Medical devices group Smith & Nephew reported strong growth led by its sports medicine and ear, nose and throat division which specialises in making products that help repair soft tissue injuries.

That helped group revenues rise 6.8 per cent to £1.2billion in the final three months of 2023 and 6.4 per cent to £4.3billion across the financial year.

Shares, however, lost 1 per cent, or 11.5p, to 1114 p. Chemicals group Croda headed in the same direction after posting a 70 per cent fall in profits to £236.3million for 2023.

That was well below the £300million  to £320million the group expected.

Sales fell by almost a fifth to £1.7billion. The group expects to report profits of between £260million and £300million this year. Shares sank 3.2 per cent, or 155p, to 4748p.

Unlike Croda, McBride hiked its profit forecasts as it cashed in on consumers flocking to buy more affordable dishwasher tablets, bleach and laundry detergent rather than splash out on branded versions.
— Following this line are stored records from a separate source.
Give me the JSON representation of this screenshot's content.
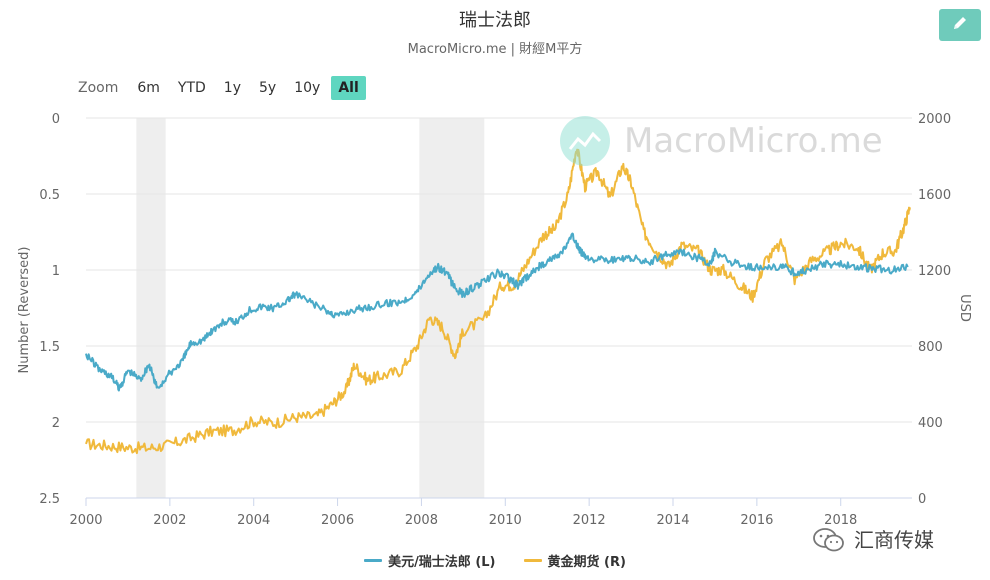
{
  "header": {
    "title": "瑞士法郎",
    "subtitle": "MacroMicro.me | 財經M平方"
  },
  "toolbar": {
    "edit_icon": "pencil-icon"
  },
  "zoom": {
    "label": "Zoom",
    "options": [
      "6m",
      "YTD",
      "1y",
      "5y",
      "10y",
      "All"
    ],
    "active": "All"
  },
  "watermark": {
    "text": "MacroMicro.me"
  },
  "corner_mark": {
    "text": "汇商传媒",
    "icon": "wechat-icon"
  },
  "colors": {
    "usdchf": "#4aaac8",
    "gold": "#f0b93c",
    "recession": "#eeeeee",
    "grid": "#e6e6e6"
  },
  "chart_data": {
    "type": "line",
    "title": "瑞士法郎",
    "subtitle": "MacroMicro.me | 財經M平方",
    "x_range": [
      2000,
      2019.7
    ],
    "x_ticks": [
      "2000",
      "2002",
      "2004",
      "2006",
      "2008",
      "2010",
      "2012",
      "2014",
      "2016",
      "2018"
    ],
    "left_axis": {
      "label": "Number (Reversed)",
      "range": [
        0,
        2.5
      ],
      "reversed": true,
      "ticks": [
        "0",
        "0.5",
        "1",
        "1.5",
        "2",
        "2.5"
      ]
    },
    "right_axis": {
      "label": "USD",
      "range": [
        0,
        2000
      ],
      "ticks": [
        "0",
        "400",
        "800",
        "1200",
        "1600",
        "2000"
      ]
    },
    "grid": true,
    "legend_position": "bottom-center",
    "shaded_periods": [
      [
        2001.2,
        2001.9
      ],
      [
        2007.95,
        2009.5
      ]
    ],
    "series": [
      {
        "name": "美元/瑞士法郎 (L)",
        "axis": "left",
        "points": [
          [
            2000.0,
            1.55
          ],
          [
            2000.3,
            1.65
          ],
          [
            2000.6,
            1.7
          ],
          [
            2000.8,
            1.78
          ],
          [
            2001.0,
            1.66
          ],
          [
            2001.3,
            1.72
          ],
          [
            2001.5,
            1.62
          ],
          [
            2001.7,
            1.78
          ],
          [
            2002.0,
            1.68
          ],
          [
            2002.3,
            1.6
          ],
          [
            2002.5,
            1.48
          ],
          [
            2002.8,
            1.46
          ],
          [
            2003.0,
            1.4
          ],
          [
            2003.3,
            1.34
          ],
          [
            2003.6,
            1.34
          ],
          [
            2003.9,
            1.26
          ],
          [
            2004.2,
            1.24
          ],
          [
            2004.5,
            1.25
          ],
          [
            2004.8,
            1.2
          ],
          [
            2005.0,
            1.16
          ],
          [
            2005.4,
            1.22
          ],
          [
            2005.8,
            1.28
          ],
          [
            2006.0,
            1.3
          ],
          [
            2006.4,
            1.26
          ],
          [
            2006.8,
            1.24
          ],
          [
            2007.2,
            1.22
          ],
          [
            2007.6,
            1.2
          ],
          [
            2007.9,
            1.14
          ],
          [
            2008.2,
            1.02
          ],
          [
            2008.4,
            0.98
          ],
          [
            2008.6,
            1.02
          ],
          [
            2008.8,
            1.12
          ],
          [
            2009.0,
            1.16
          ],
          [
            2009.2,
            1.12
          ],
          [
            2009.5,
            1.08
          ],
          [
            2009.8,
            1.02
          ],
          [
            2010.0,
            1.04
          ],
          [
            2010.3,
            1.1
          ],
          [
            2010.5,
            1.05
          ],
          [
            2010.8,
            0.98
          ],
          [
            2011.0,
            0.94
          ],
          [
            2011.3,
            0.9
          ],
          [
            2011.6,
            0.78
          ],
          [
            2011.8,
            0.88
          ],
          [
            2012.0,
            0.92
          ],
          [
            2012.4,
            0.94
          ],
          [
            2012.8,
            0.93
          ],
          [
            2013.0,
            0.92
          ],
          [
            2013.4,
            0.95
          ],
          [
            2013.8,
            0.9
          ],
          [
            2014.2,
            0.88
          ],
          [
            2014.6,
            0.92
          ],
          [
            2014.9,
            0.97
          ],
          [
            2015.0,
            0.88
          ],
          [
            2015.4,
            0.95
          ],
          [
            2015.8,
            0.98
          ],
          [
            2016.2,
            0.99
          ],
          [
            2016.6,
            0.97
          ],
          [
            2016.9,
            1.02
          ],
          [
            2017.2,
            1.0
          ],
          [
            2017.6,
            0.96
          ],
          [
            2018.0,
            0.96
          ],
          [
            2018.4,
            0.98
          ],
          [
            2018.8,
            0.99
          ],
          [
            2019.2,
            1.0
          ],
          [
            2019.6,
            0.98
          ]
        ]
      },
      {
        "name": "黄金期货 (R)",
        "axis": "right",
        "points": [
          [
            2000.0,
            285
          ],
          [
            2000.5,
            275
          ],
          [
            2001.0,
            265
          ],
          [
            2001.5,
            262
          ],
          [
            2002.0,
            280
          ],
          [
            2002.5,
            315
          ],
          [
            2003.0,
            350
          ],
          [
            2003.5,
            355
          ],
          [
            2004.0,
            405
          ],
          [
            2004.5,
            395
          ],
          [
            2005.0,
            425
          ],
          [
            2005.5,
            430
          ],
          [
            2005.9,
            500
          ],
          [
            2006.2,
            570
          ],
          [
            2006.4,
            700
          ],
          [
            2006.7,
            620
          ],
          [
            2007.0,
            640
          ],
          [
            2007.5,
            670
          ],
          [
            2007.9,
            800
          ],
          [
            2008.2,
            950
          ],
          [
            2008.5,
            900
          ],
          [
            2008.8,
            750
          ],
          [
            2009.0,
            880
          ],
          [
            2009.5,
            940
          ],
          [
            2009.9,
            1120
          ],
          [
            2010.2,
            1120
          ],
          [
            2010.5,
            1230
          ],
          [
            2010.9,
            1380
          ],
          [
            2011.2,
            1420
          ],
          [
            2011.5,
            1600
          ],
          [
            2011.7,
            1850
          ],
          [
            2011.9,
            1640
          ],
          [
            2012.2,
            1720
          ],
          [
            2012.5,
            1580
          ],
          [
            2012.8,
            1750
          ],
          [
            2013.0,
            1660
          ],
          [
            2013.3,
            1400
          ],
          [
            2013.6,
            1300
          ],
          [
            2013.9,
            1220
          ],
          [
            2014.2,
            1330
          ],
          [
            2014.6,
            1300
          ],
          [
            2014.9,
            1200
          ],
          [
            2015.2,
            1200
          ],
          [
            2015.6,
            1120
          ],
          [
            2015.9,
            1060
          ],
          [
            2016.2,
            1250
          ],
          [
            2016.6,
            1340
          ],
          [
            2016.9,
            1150
          ],
          [
            2017.3,
            1250
          ],
          [
            2017.7,
            1300
          ],
          [
            2018.0,
            1340
          ],
          [
            2018.4,
            1320
          ],
          [
            2018.7,
            1200
          ],
          [
            2019.0,
            1290
          ],
          [
            2019.3,
            1300
          ],
          [
            2019.5,
            1420
          ],
          [
            2019.65,
            1530
          ]
        ]
      }
    ]
  }
}
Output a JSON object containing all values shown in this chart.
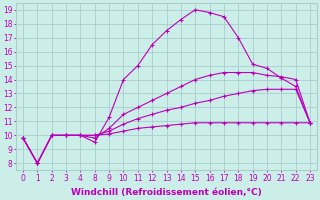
{
  "background_color": "#cceee8",
  "grid_color": "#aacccc",
  "line_color": "#bb00bb",
  "marker": "+",
  "markersize": 3,
  "linewidth": 0.8,
  "xlabel": "Windchill (Refroidissement éolien,°C)",
  "xlabel_fontsize": 6.5,
  "tick_fontsize": 5.5,
  "ylabel_ticks": [
    8,
    9,
    10,
    11,
    12,
    13,
    14,
    15,
    16,
    17,
    18,
    19
  ],
  "xtick_labels": [
    "0",
    "1",
    "2",
    "3",
    "4",
    "",
    "",
    "",
    "8",
    "9",
    "10",
    "11",
    "12",
    "13",
    "14",
    "15",
    "16",
    "17",
    "18",
    "19",
    "20",
    "21",
    "22",
    "23"
  ],
  "xlim": [
    -0.5,
    23.5
  ],
  "ylim": [
    7.5,
    19.5
  ],
  "series": [
    {
      "x": [
        0,
        1,
        2,
        3,
        4,
        8,
        9,
        10,
        11,
        12,
        13,
        14,
        15,
        16,
        17,
        18,
        19,
        20,
        21,
        22,
        23
      ],
      "y": [
        9.8,
        8.0,
        10.0,
        10.0,
        10.0,
        9.5,
        11.3,
        14.0,
        15.0,
        16.5,
        17.5,
        18.3,
        19.0,
        18.8,
        18.5,
        17.0,
        15.1,
        14.8,
        14.1,
        13.5,
        10.9
      ]
    },
    {
      "x": [
        0,
        1,
        2,
        3,
        4,
        8,
        9,
        10,
        11,
        12,
        13,
        14,
        15,
        16,
        17,
        18,
        19,
        20,
        21,
        22,
        23
      ],
      "y": [
        9.8,
        8.0,
        10.0,
        10.0,
        10.0,
        9.8,
        10.5,
        11.5,
        12.0,
        12.5,
        13.0,
        13.5,
        14.0,
        14.3,
        14.5,
        14.5,
        14.5,
        14.3,
        14.2,
        14.0,
        10.9
      ]
    },
    {
      "x": [
        0,
        1,
        2,
        3,
        4,
        8,
        9,
        10,
        11,
        12,
        13,
        14,
        15,
        16,
        17,
        18,
        19,
        20,
        21,
        22,
        23
      ],
      "y": [
        9.8,
        8.0,
        10.0,
        10.0,
        10.0,
        10.0,
        10.3,
        10.8,
        11.2,
        11.5,
        11.8,
        12.0,
        12.3,
        12.5,
        12.8,
        13.0,
        13.2,
        13.3,
        13.3,
        13.3,
        10.9
      ]
    },
    {
      "x": [
        0,
        1,
        2,
        3,
        4,
        8,
        9,
        10,
        11,
        12,
        13,
        14,
        15,
        16,
        17,
        18,
        19,
        20,
        21,
        22,
        23
      ],
      "y": [
        9.8,
        8.0,
        10.0,
        10.0,
        10.0,
        10.0,
        10.1,
        10.3,
        10.5,
        10.6,
        10.7,
        10.8,
        10.9,
        10.9,
        10.9,
        10.9,
        10.9,
        10.9,
        10.9,
        10.9,
        10.9
      ]
    }
  ]
}
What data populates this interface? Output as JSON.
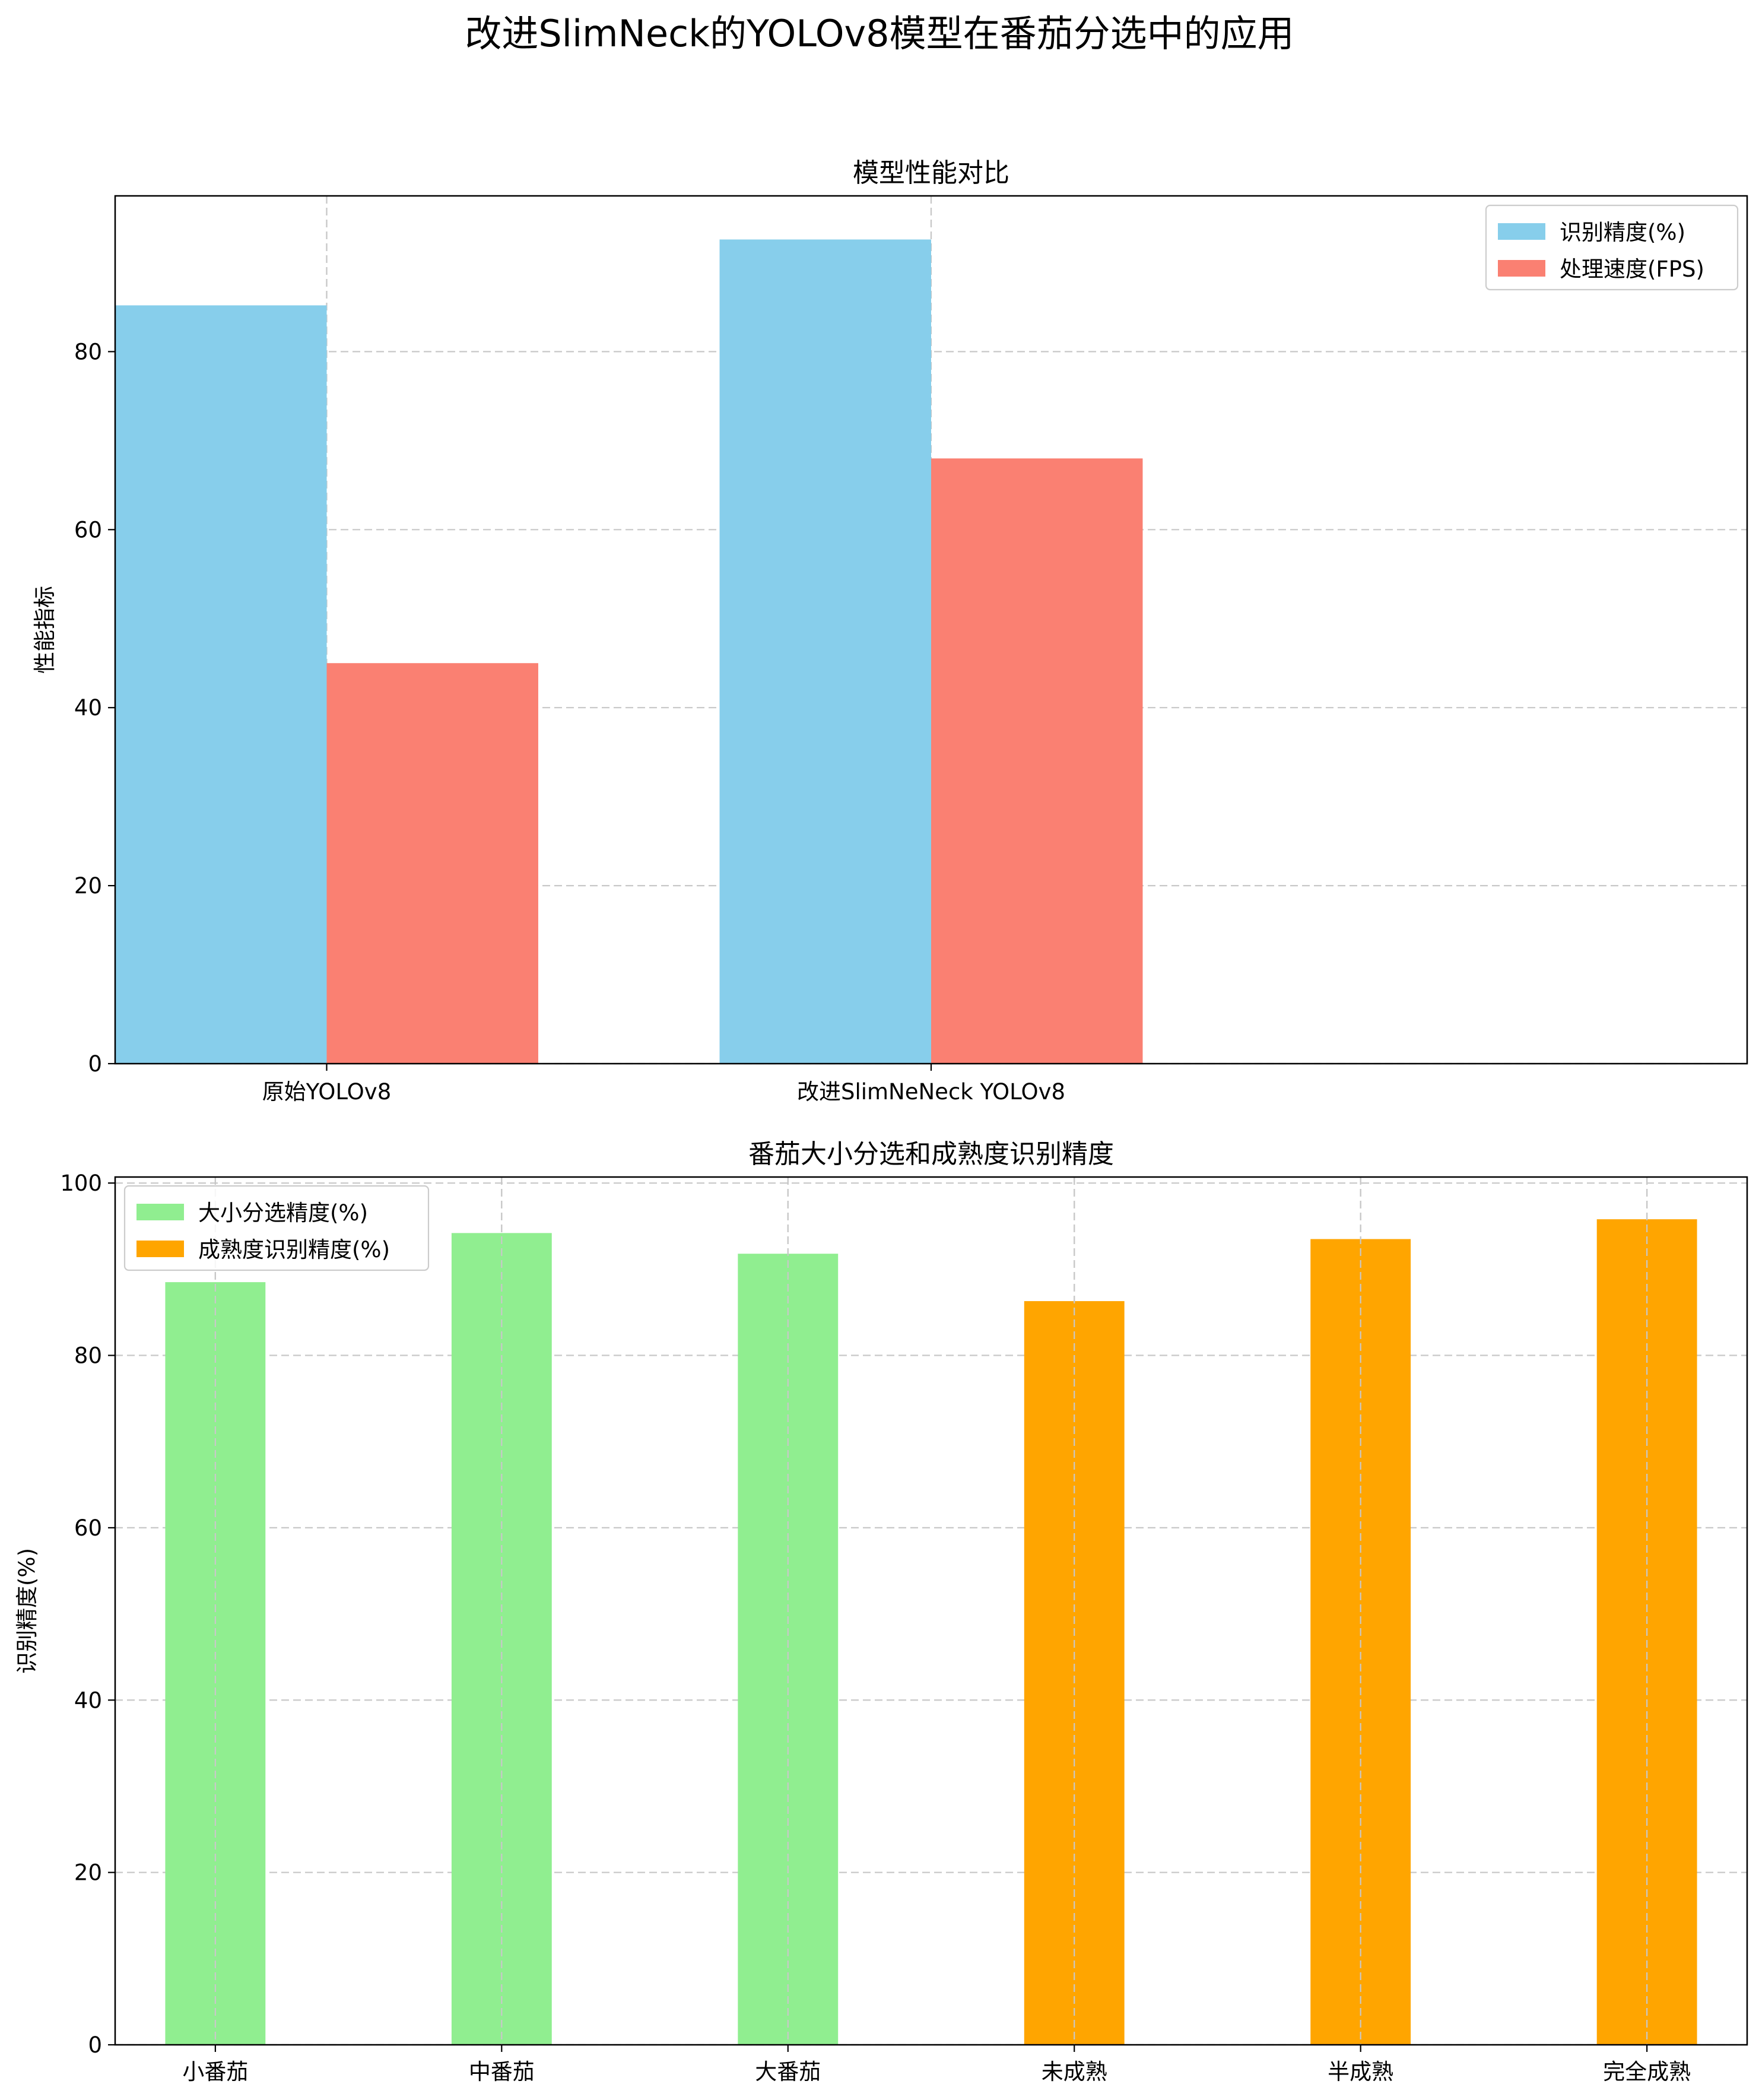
{
  "suptitle": "改进SlimNeck的YOLOv8模型在番茄分选中的应用",
  "chart_data": [
    {
      "type": "bar",
      "title": "模型性能对比",
      "xlabel": "",
      "ylabel": "性能指标",
      "ylim": [
        0,
        97.5
      ],
      "yticks": [
        0,
        20,
        40,
        60,
        80
      ],
      "grid": true,
      "legend_position": "top-right",
      "categories": [
        "原始YOLOv8",
        "改进SlimNeNeck YOLOv8"
      ],
      "series": [
        {
          "name": "识别精度(%)",
          "color": "#87CEEB",
          "values": [
            85.2,
            92.6
          ]
        },
        {
          "name": "处理速度(FPS)",
          "color": "#FA8072",
          "values": [
            45,
            68
          ]
        }
      ]
    },
    {
      "type": "bar",
      "title": "番茄大小分选和成熟度识别精度",
      "xlabel": "",
      "ylabel": "识别精度(%)",
      "ylim": [
        0,
        100.7
      ],
      "yticks": [
        0,
        20,
        40,
        60,
        80,
        100
      ],
      "grid": true,
      "legend_position": "top-left",
      "categories": [
        "小番茄",
        "中番茄",
        "大番茄",
        "未成熟",
        "半成熟",
        "完全成熟"
      ],
      "values": [
        88.5,
        94.2,
        91.8,
        86.3,
        93.5,
        95.8
      ],
      "series": [
        {
          "name": "大小分选精度(%)",
          "color": "#90EE90",
          "categories": [
            "小番茄",
            "中番茄",
            "大番茄"
          ]
        },
        {
          "name": "成熟度识别精度(%)",
          "color": "#FFA500",
          "categories": [
            "未成熟",
            "半成熟",
            "完全成熟"
          ]
        }
      ]
    }
  ]
}
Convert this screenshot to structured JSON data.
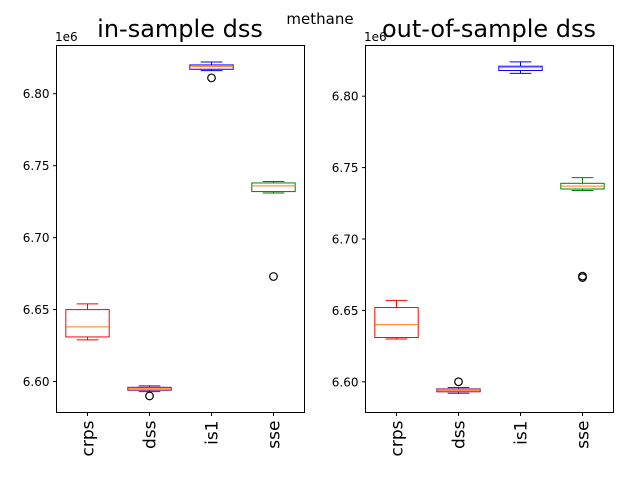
{
  "figure": {
    "suptitle": "methane"
  },
  "chart_data": [
    {
      "type": "box",
      "title": "in-sample dss",
      "offset_label": "1e6",
      "categories": [
        "crps",
        "dss",
        "is1",
        "sse"
      ],
      "ylim": [
        6.5785,
        6.8335
      ],
      "yticks": [
        6.6,
        6.65,
        6.7,
        6.75,
        6.8
      ],
      "ytick_labels": [
        "6.60",
        "6.65",
        "6.70",
        "6.75",
        "6.80"
      ],
      "grid": false,
      "boxes": [
        {
          "name": "crps",
          "color": "#ff0000",
          "whisker_low": 6.629,
          "q1": 6.631,
          "median": 6.638,
          "q3": 6.65,
          "whisker_high": 6.654,
          "fliers": []
        },
        {
          "name": "dss",
          "color": "#800080",
          "whisker_low": 6.593,
          "q1": 6.594,
          "median": 6.595,
          "q3": 6.596,
          "whisker_high": 6.597,
          "fliers": [
            6.59
          ]
        },
        {
          "name": "is1",
          "color": "#0000ff",
          "whisker_low": 6.816,
          "q1": 6.817,
          "median": 6.819,
          "q3": 6.82,
          "whisker_high": 6.822,
          "fliers": [
            6.811
          ]
        },
        {
          "name": "sse",
          "color": "#008000",
          "whisker_low": 6.731,
          "q1": 6.732,
          "median": 6.736,
          "q3": 6.738,
          "whisker_high": 6.739,
          "fliers": [
            6.673
          ]
        }
      ]
    },
    {
      "type": "box",
      "title": "out-of-sample dss",
      "offset_label": "1e6",
      "categories": [
        "crps",
        "dss",
        "is1",
        "sse"
      ],
      "ylim": [
        6.5785,
        6.8355
      ],
      "yticks": [
        6.6,
        6.65,
        6.7,
        6.75,
        6.8
      ],
      "ytick_labels": [
        "6.60",
        "6.65",
        "6.70",
        "6.75",
        "6.80"
      ],
      "grid": false,
      "boxes": [
        {
          "name": "crps",
          "color": "#ff0000",
          "whisker_low": 6.63,
          "q1": 6.631,
          "median": 6.64,
          "q3": 6.652,
          "whisker_high": 6.657,
          "fliers": []
        },
        {
          "name": "dss",
          "color": "#800080",
          "whisker_low": 6.592,
          "q1": 6.593,
          "median": 6.594,
          "q3": 6.595,
          "whisker_high": 6.596,
          "fliers": [
            6.6
          ]
        },
        {
          "name": "is1",
          "color": "#0000ff",
          "whisker_low": 6.816,
          "q1": 6.818,
          "median": 6.82,
          "q3": 6.821,
          "whisker_high": 6.824,
          "fliers": []
        },
        {
          "name": "sse",
          "color": "#008000",
          "whisker_low": 6.734,
          "q1": 6.735,
          "median": 6.737,
          "q3": 6.739,
          "whisker_high": 6.743,
          "fliers": [
            6.673,
            6.674
          ]
        }
      ]
    }
  ],
  "style": {
    "median_color": "#ff7f0e",
    "axis_color": "#000000"
  }
}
The manufacturing group, which makes cleaning products that are sold by supermarkets, expects its annual profit to be between 10 per cent and 15 per cent higher than previous forecasts.

Revenues rose 9.8 per cent to £468million in the six months to the end of December and it swung back into a profit of £30.5million, having made a £1.3million loss during the same period the year before. Shares surged 20.4 per cent, or 15 p, to 88.6 p.